Com um calor tórrido e com um mar de gente no exterior do estádio pronta a fazer a festa, foram necessários os agentes da autoridade porem termo a esse ajuntamento que se gerou junto ao viaduto que dá acesso ao centro comercial localizado perto do anfiteatro dos dragões.
A partida contou na função de árbitro principal com João Pinheiro natural de Braga sendo que o vídeo-árbitro foi o portuense Artur Soares Dias.
Este encontro marcou ainda a estreia de Fábio Vieira com a camisola portista no onze titular de Conceição.
O recinto estava engalanado a rigor, visto que existiam um pouco por todo o estádio tarjas alusivas à possível conquista do campeonato nacional.
Assistimos a uma entrada de leão, que ia sendo coroada com o primeiro, mas Sporar estava em posição de fora de jogo. Bem a equipa de arbitragem. Posição irregular evidente do atacante esloveno.
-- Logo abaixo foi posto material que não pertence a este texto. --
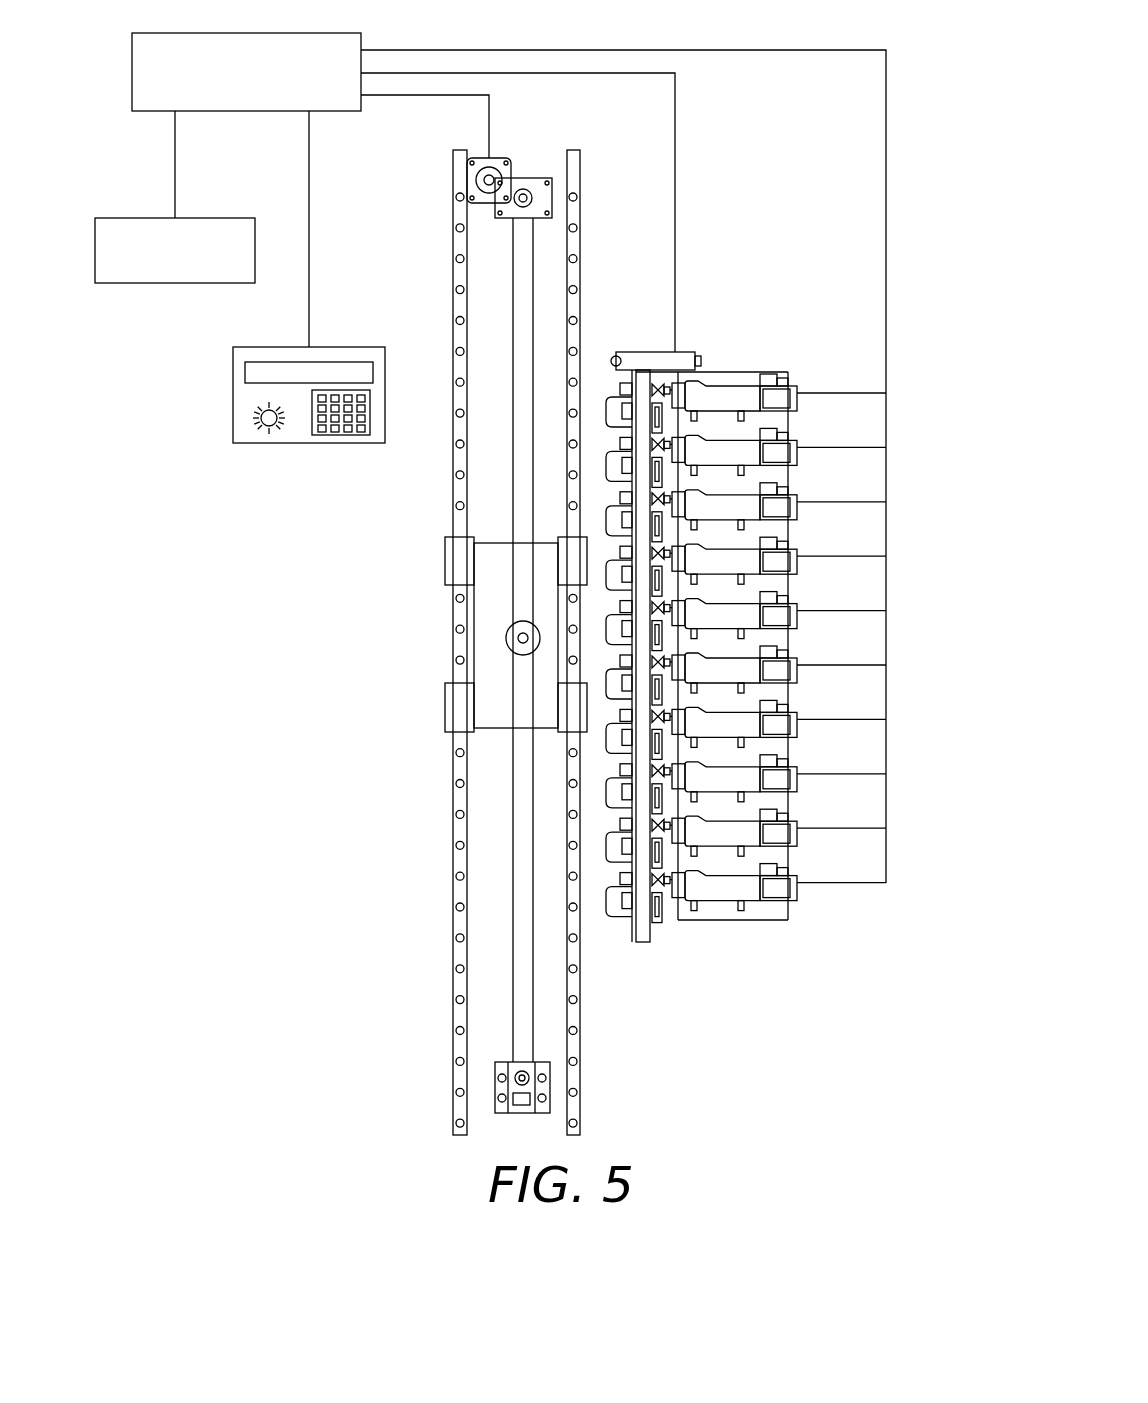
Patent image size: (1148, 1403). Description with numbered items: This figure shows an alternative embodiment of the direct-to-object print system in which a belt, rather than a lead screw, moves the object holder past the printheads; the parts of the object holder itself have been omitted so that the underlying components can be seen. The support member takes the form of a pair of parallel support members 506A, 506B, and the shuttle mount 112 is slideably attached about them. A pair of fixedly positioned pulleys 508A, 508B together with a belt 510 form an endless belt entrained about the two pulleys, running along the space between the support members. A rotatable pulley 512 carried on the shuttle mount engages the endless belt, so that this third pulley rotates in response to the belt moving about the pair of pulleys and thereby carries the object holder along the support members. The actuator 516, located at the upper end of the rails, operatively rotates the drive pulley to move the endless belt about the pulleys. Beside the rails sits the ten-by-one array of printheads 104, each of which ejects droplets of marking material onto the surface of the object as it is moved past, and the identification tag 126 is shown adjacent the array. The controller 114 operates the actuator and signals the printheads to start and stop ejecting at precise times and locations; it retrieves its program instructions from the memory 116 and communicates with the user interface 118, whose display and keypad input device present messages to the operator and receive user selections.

The array of printheads 104 is at (762, 362).
The shuttle mount 112 is at (497, 728).
The controller 114 is at (333, 111).
The memory 116 is at (178, 283).
The user interface 118 is at (309, 443).
The identification tag 126 is at (690, 352).
The support member 506A is at (453, 1073).
The support member 506B is at (580, 1073).
The fixedly positioned pulley 508A is at (522, 220).
The fixedly positioned pulley 508B is at (523, 1062).
The belt 510 is at (535, 278).
The rotatable pulley 512 is at (506, 634).
The actuator 516 is at (497, 158).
Aos 12’ e na sequência de um passe magistral de Fábio Vieira, Luís Diaz introduziu a bola na baliza leonina. Mais uma vez acertada a decisão dos homens do apito. Houve mão na bola do avançado colombiano na altura em que remata.
Com a primeira vintena de minutos percorrida, estávamos perante um frente a frente em que as equipas jogavam mais para não perder do que para vencer, duelo fraquíssimo. Apesar da pouca qualidade da contenda os de Rúben Amorim eram mais intensos sobre o relvado, como sempre bem tratado.
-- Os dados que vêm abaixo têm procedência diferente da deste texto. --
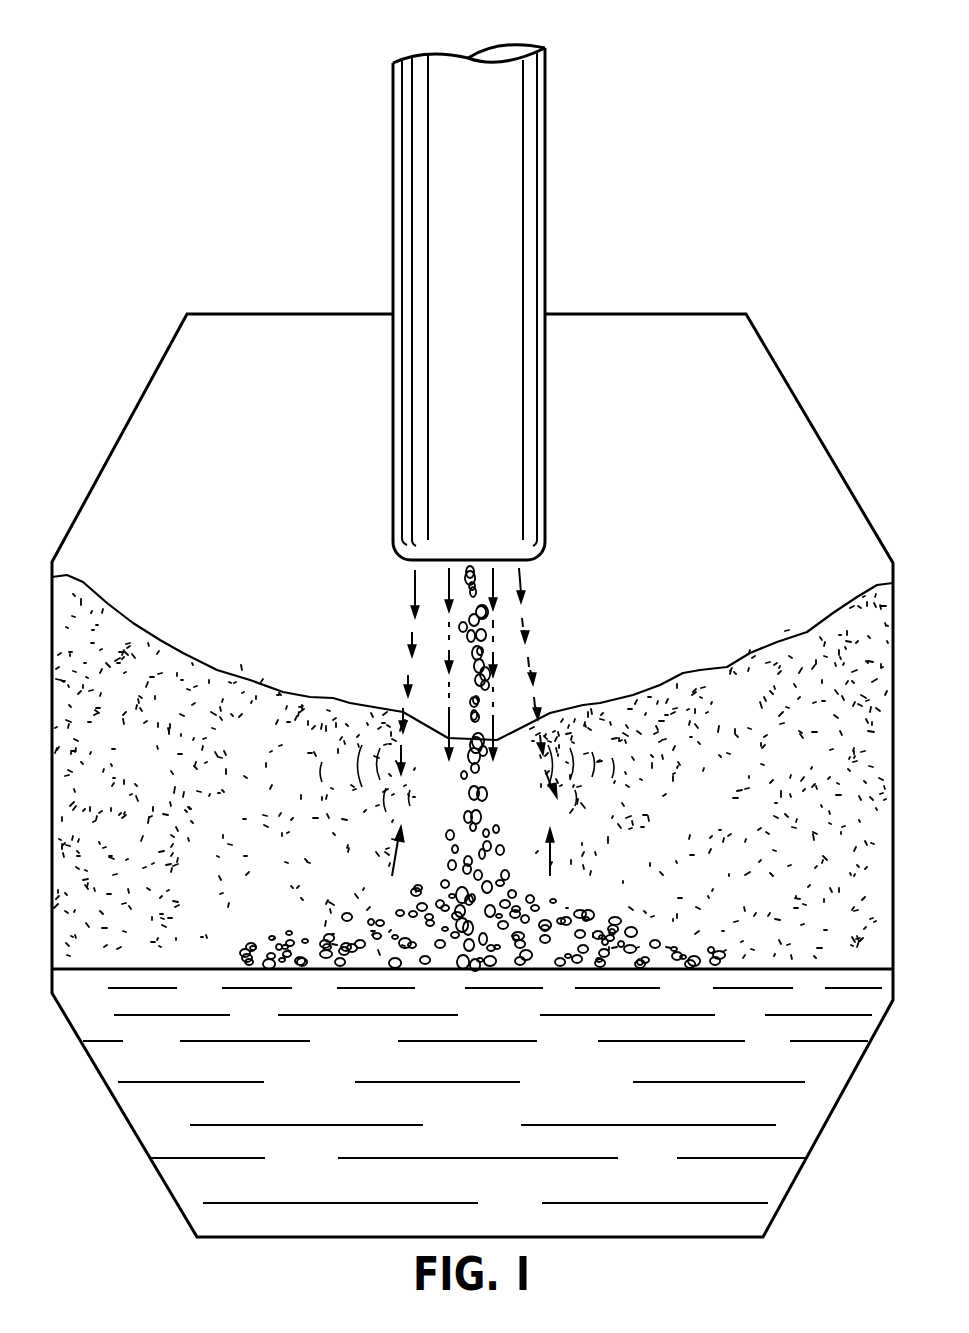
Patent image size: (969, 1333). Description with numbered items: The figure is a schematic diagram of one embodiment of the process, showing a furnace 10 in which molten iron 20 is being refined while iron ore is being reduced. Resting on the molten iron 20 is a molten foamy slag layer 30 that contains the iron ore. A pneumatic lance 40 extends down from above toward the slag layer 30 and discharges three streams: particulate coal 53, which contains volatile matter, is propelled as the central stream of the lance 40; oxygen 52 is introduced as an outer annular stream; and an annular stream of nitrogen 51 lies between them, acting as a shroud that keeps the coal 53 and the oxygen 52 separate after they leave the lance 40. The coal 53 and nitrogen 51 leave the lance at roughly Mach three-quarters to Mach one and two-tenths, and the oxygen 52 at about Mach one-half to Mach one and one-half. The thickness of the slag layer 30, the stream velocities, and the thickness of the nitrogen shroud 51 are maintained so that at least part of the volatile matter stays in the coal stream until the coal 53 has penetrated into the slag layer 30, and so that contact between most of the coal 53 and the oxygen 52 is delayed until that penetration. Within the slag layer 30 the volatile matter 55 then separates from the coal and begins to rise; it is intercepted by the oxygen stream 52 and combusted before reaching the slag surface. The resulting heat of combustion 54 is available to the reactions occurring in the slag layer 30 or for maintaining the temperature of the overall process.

Depois de 26’ tivemos a melhor e única ocasião de golo digna desse nome até então, centro do jovem Fábio Vieira que descobriu Luís Diaz, este atirou , já com Max batido e é Coates que tira sobre a linha fatal. Os da casa começavam a estar mais perigosos, com o menino Fábio a assumir um papel de destaque na linha média dos nortenhos.
Foi este o cenário ao cabo da primeira meia hora.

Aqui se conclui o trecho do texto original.